Lessons from The Birds

Greetings to the church community, friends near and far, as I enter my third week of service to this special group of people and our sacred space in Pacific Heights. As I sit in the office on the second floor of the parish house with the windows open, I have come to deeply savor the regular sound the white-crowned sparrow, which often accompanies me as I work (a song infrequently cut across by the noisy, loud chattering of a flock of green parrots). Where I live in the East Bay hills, in Berkeley, the white crowned sparrow is not so common, and its haunting whistling song always reminds of being near the coast and the water, and quite a few happy beach and surfing memories at Stinson and Bolinas.
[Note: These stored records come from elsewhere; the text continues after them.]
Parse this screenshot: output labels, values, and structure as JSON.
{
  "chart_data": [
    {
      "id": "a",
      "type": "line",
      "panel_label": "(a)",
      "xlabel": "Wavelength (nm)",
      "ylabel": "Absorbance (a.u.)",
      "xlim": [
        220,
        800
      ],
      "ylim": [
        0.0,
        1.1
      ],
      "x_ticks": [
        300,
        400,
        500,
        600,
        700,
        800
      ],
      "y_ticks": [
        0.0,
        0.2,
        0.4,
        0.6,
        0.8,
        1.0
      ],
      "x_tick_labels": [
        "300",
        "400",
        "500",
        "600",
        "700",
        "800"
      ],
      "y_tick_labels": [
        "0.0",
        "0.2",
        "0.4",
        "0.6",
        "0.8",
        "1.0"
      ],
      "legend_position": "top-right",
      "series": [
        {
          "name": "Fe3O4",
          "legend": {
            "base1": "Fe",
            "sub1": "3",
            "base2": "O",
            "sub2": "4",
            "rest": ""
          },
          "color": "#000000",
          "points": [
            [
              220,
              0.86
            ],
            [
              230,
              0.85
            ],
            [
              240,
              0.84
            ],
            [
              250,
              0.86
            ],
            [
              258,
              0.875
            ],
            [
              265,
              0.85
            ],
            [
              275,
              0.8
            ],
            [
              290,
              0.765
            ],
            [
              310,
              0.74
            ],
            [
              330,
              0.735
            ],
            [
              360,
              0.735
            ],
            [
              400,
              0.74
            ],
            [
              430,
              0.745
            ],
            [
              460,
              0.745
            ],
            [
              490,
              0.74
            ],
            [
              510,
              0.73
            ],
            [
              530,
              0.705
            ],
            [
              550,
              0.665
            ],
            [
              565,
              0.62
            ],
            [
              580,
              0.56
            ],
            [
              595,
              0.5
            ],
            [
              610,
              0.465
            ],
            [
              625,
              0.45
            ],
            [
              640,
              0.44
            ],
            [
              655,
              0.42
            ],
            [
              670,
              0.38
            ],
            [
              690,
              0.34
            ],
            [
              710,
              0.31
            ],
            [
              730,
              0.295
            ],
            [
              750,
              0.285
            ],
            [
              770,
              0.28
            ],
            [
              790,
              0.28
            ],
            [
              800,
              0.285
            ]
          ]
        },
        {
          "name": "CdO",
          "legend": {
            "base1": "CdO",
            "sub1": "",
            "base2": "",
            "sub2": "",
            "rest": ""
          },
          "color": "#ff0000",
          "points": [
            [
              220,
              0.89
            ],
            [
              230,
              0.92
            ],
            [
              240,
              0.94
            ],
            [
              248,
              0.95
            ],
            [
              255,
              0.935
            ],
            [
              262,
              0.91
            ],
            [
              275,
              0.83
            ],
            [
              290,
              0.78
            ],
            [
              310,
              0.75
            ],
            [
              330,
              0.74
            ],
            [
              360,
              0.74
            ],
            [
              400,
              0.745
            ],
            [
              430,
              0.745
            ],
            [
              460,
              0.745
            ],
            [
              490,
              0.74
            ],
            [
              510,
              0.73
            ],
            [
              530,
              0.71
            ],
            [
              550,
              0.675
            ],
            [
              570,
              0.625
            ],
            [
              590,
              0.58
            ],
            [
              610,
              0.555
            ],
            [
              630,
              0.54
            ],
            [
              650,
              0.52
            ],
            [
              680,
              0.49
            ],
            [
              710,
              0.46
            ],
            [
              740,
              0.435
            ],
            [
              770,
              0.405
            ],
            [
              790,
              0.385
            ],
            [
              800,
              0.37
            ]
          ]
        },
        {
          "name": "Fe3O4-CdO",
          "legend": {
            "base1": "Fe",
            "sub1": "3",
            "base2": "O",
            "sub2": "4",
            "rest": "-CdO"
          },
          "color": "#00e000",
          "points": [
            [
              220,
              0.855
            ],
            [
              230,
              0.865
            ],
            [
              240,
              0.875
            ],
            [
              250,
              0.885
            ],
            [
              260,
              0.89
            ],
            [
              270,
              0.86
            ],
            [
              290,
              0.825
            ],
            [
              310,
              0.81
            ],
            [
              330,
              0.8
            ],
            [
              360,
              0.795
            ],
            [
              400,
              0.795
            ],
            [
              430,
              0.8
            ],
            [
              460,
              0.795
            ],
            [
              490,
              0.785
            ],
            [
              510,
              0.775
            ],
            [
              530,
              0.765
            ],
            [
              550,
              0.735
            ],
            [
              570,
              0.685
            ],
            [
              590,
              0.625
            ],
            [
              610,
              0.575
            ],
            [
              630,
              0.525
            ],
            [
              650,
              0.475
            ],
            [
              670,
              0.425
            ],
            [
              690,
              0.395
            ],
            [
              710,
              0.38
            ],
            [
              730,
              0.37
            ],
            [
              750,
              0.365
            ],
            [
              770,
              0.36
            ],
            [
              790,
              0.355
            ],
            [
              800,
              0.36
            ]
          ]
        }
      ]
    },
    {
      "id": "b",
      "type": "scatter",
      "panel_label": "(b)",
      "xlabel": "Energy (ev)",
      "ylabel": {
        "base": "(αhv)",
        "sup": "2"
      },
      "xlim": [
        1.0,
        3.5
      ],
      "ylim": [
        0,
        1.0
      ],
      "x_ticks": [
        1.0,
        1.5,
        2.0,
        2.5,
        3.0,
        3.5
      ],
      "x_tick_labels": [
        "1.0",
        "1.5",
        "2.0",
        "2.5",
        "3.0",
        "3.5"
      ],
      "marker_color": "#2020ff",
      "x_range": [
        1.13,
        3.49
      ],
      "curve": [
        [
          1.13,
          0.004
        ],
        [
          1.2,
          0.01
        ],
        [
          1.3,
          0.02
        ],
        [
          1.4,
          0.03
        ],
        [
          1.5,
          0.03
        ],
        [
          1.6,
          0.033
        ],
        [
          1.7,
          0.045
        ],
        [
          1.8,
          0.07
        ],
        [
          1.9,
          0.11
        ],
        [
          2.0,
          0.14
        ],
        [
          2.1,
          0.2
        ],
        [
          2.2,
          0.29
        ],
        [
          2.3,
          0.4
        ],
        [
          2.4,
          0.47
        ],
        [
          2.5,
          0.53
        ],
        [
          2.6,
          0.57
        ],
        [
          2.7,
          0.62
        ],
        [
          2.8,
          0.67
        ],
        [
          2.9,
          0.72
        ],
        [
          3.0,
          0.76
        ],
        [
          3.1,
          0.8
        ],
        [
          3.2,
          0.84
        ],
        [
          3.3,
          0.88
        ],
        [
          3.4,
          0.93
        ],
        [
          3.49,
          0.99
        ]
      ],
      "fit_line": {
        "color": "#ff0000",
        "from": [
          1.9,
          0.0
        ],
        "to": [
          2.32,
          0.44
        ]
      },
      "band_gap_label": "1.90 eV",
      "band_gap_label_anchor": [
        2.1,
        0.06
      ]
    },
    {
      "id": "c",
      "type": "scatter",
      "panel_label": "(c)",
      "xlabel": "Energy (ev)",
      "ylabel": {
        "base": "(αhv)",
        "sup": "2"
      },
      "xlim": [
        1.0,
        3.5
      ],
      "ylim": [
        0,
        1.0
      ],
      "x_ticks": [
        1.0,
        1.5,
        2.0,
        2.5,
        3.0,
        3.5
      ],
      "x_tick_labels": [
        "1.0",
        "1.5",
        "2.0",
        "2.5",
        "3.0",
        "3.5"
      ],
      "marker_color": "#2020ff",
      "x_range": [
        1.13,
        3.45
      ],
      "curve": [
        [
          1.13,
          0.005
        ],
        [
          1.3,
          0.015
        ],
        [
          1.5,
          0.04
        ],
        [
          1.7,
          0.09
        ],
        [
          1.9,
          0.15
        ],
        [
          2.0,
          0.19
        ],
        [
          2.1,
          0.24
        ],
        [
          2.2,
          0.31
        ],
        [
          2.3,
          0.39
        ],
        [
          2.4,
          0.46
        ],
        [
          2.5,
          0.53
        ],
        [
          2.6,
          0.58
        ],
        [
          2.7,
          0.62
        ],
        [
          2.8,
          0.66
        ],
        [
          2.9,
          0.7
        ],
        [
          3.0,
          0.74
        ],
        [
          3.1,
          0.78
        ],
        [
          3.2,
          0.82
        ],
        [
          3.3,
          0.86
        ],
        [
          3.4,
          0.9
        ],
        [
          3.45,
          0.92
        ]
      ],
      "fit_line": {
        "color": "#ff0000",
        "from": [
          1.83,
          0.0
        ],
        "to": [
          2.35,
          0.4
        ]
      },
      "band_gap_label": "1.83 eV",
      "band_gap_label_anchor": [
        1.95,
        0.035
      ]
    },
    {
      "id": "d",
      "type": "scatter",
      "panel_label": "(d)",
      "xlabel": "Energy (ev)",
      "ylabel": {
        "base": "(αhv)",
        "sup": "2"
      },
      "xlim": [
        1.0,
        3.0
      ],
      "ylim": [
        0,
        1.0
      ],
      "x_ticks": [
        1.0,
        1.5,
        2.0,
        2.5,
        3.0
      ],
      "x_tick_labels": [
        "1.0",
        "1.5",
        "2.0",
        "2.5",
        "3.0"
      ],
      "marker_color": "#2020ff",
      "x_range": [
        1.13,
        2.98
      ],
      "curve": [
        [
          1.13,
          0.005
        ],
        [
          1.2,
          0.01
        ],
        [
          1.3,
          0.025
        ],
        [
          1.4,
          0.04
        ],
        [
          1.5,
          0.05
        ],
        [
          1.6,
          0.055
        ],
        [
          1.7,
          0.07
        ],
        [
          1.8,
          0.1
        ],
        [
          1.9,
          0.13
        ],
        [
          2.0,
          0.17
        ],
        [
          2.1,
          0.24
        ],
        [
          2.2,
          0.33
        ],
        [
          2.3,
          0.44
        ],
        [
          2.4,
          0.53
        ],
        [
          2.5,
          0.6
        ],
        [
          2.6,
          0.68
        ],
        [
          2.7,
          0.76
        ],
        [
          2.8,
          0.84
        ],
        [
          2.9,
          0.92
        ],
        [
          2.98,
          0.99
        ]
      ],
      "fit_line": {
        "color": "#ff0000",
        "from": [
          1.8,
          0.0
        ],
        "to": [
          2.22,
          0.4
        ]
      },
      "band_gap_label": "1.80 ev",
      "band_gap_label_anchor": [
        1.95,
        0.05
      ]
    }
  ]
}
Across most of North America, the white crowned sparrow is only a seasonal visitor, though there are some subspecies which choose to spend their entire year here, in the temperate seasons of our Bay. Most migrate far north to the Arctic circle to breed and raise their young. When I hear this beautiful, fragile call from such a tiny bird, I am amazed to think of the thousands of miles this little feathered traveler has potentially traversed. White crowned sparrows are able to half-sleep as they fly—shutting down half of their brains as they move through the air—allowing them to spend incredible lengths of time in the air, over hundreds of miles, without once taking a rest.

In Emanuel Swedenborg’s theory of correspondences—his so-called “science” for the spiritual valences of nature—birds represent intellectual and spiritual things we can perceive with our minds: truths, in other words, which can take us places. In the Irish writer James Joyce’s wonderful novel Portrait of the Artist as a Young Man (first published in 1916), the main character Stephen Daedelus stands on the steps of Trinity College Library, in Dublin, and gazes at the seabirds soaring above him. Stephen wonders how “there then flew hither and thither shapeless thoughts from Swedenborg on the correspondence of birds to things of the  intellect and of how the creatures of the air have their knowledge and know their times and seasons because they, unlike man, are in the order of their life and have not perverted that order by reason.”

What ideas have taken you on incredible journeys, across vast distances, in spite of their diminutive size or appearance? When you listen to birdsong, what spiritual concepts might you discern?